Cultural Analytics is the term we coined to describe computational analysis of massive cultural and social data sets and data flows. Over last 15-10 years, cultural analytics came to structure contemporary media universe, cultural production and consumption, and cultural memory. Search engines, spam detection, Netflix and Amazon recommendations,, Flickr "interesting" photo rankings, movie success predictions, tools such as Google Books Ngram Viewer, Insights for Search, Search by Image, and and numerous other applications and services all rely on cultural analytics. This work is carried out in media industries and in academia by researchers in data mining, social computing, media computing, music information retrieval, computational linguistics, and other areas of computer science.

As humanities and social science researchers start to apply computational techniques to large data sets in their fields (see Digging Into Data 2011 competition), many questions arise. What are the new possibilities for studying culture and society made possible by "big data"? Do humanists and social scientists need to develop their own methodologies for working with big data? What is "data" in the case of interactive media? How can new computational methods can be combined with more established humanities approaches and theories? Is it possibly to study massive media sets without in-depth technical knowledge?

Our research at Software Studies Initiative (established 2007) focuses on exploring such questions. We believe that they can only be productively addressed using "software studies" approach, i.e. in depth understanding of software technologies behind cultural analytics.

Our second focus is the development of methods and intuitive visual techniques for exploration and analysis of large visual data sets including images, video, and digital media. (In fact, we are the first digital humanities lab to specifically target visual media analytics.)

We created a set of open source software tools which cover all the parts of such work: data preparation, feature extraction (using digital image analysis), interactive visual exploration, and rendering of high res still and animated visualizations. Our software works on regular laptops and desktop computers, next-generation large-scale displays such as HIPerSpace visual supercomputer with the combined resolution of 42,000 x 8000 pixel. We use open-source technologies whenever possible in our development.

To date, we have already successfully applied our techniques with films, animations, video games, comics, print publications, artworks, photos, and other media content. Examples include all pages of Science and Popular Science magazines published in 1872-1922), hundreds of hours of videogame recordings, all paintings by van Gogh, and one million manga pages. For details, see the Cultural Analytics projects page; in addition, you can also find many more visualizations on Flickr and YouTube.

Our past and present collaborators include Getty Museum, Wikimedia, Austrian Film Museum, Magnum Photos, Netherlands Institute for Sound and Image and other institutions who are interested in using our methodology with their media collections. Since 2009 our work has been shown in 10 exhibitions (Graphic Design Museum, San Diego Museum of Contemporary Art, gallery@calit2, and other venues.)

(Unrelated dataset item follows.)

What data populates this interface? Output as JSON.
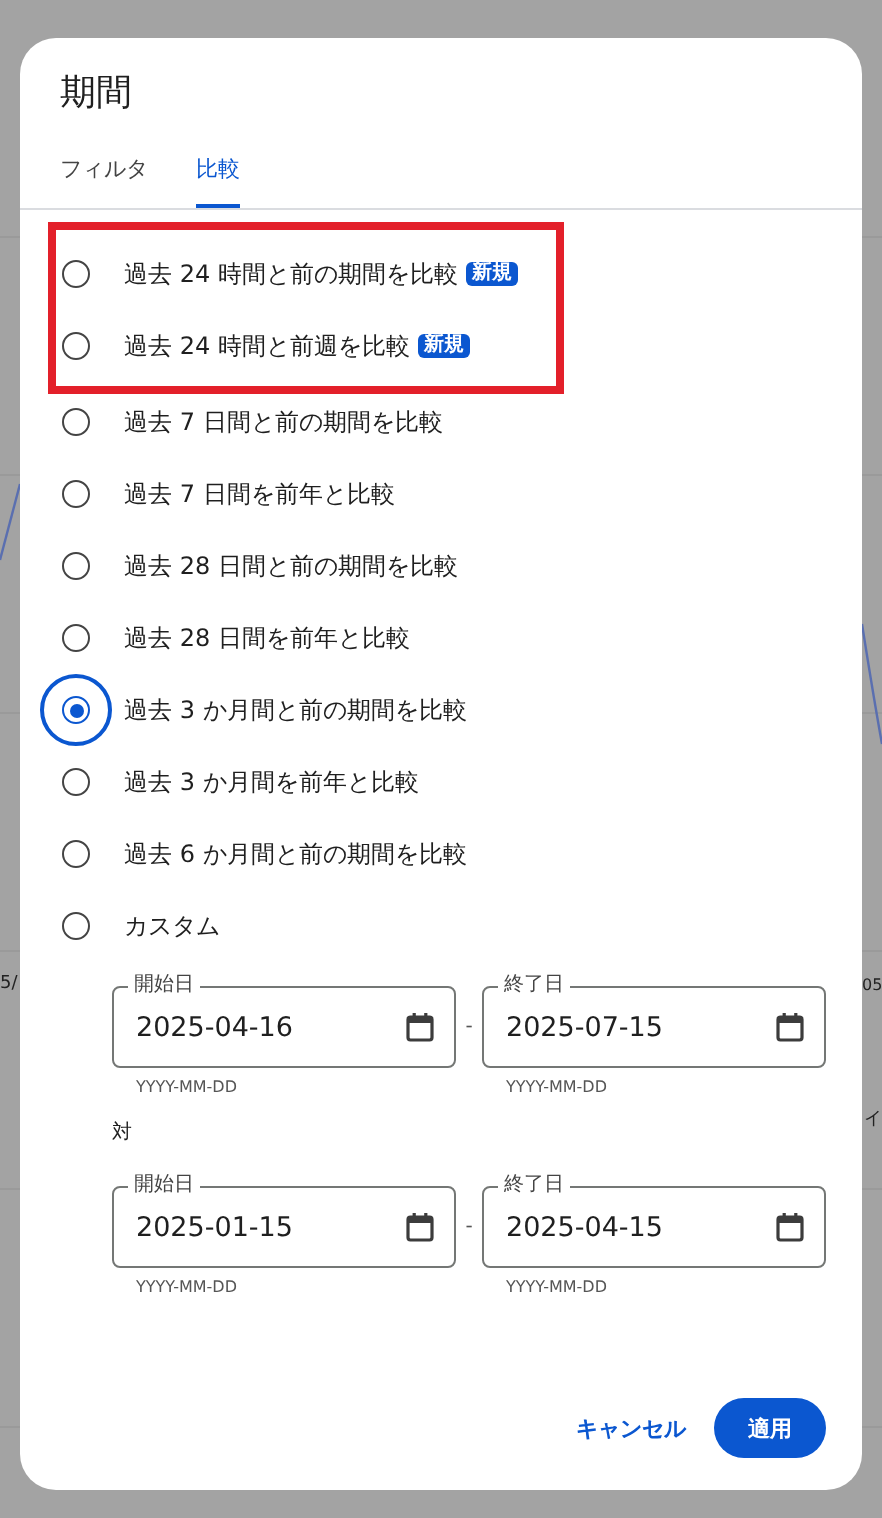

Cultural Analytics research is supported by the National Science Foundation (NSF), the National Endowment for the Humanities (NEH), National Energy Research Scientific Computing Center (NERSC), University of California Humanities Research Institute (UCHRI), University of California, San Diego (UCSD), California Institute for Telecommunications and Information Technology (Calit2), and the Singapore Ministry of Education.

In summer 2011, we are releasing fully documented tools we developed as open source to make it easier for others in digital humanities to work with image data.

ImagePlot tool for exploring large image and video collection - coming this summer

We are finishing documentation and getting the last bugs out of ImagePlot, the free open-source software tool which we have been using in our lab to explore patterns in large image and video data sets.

You can find hundreds of examples of visualizations created with ImagePlot on Flickr.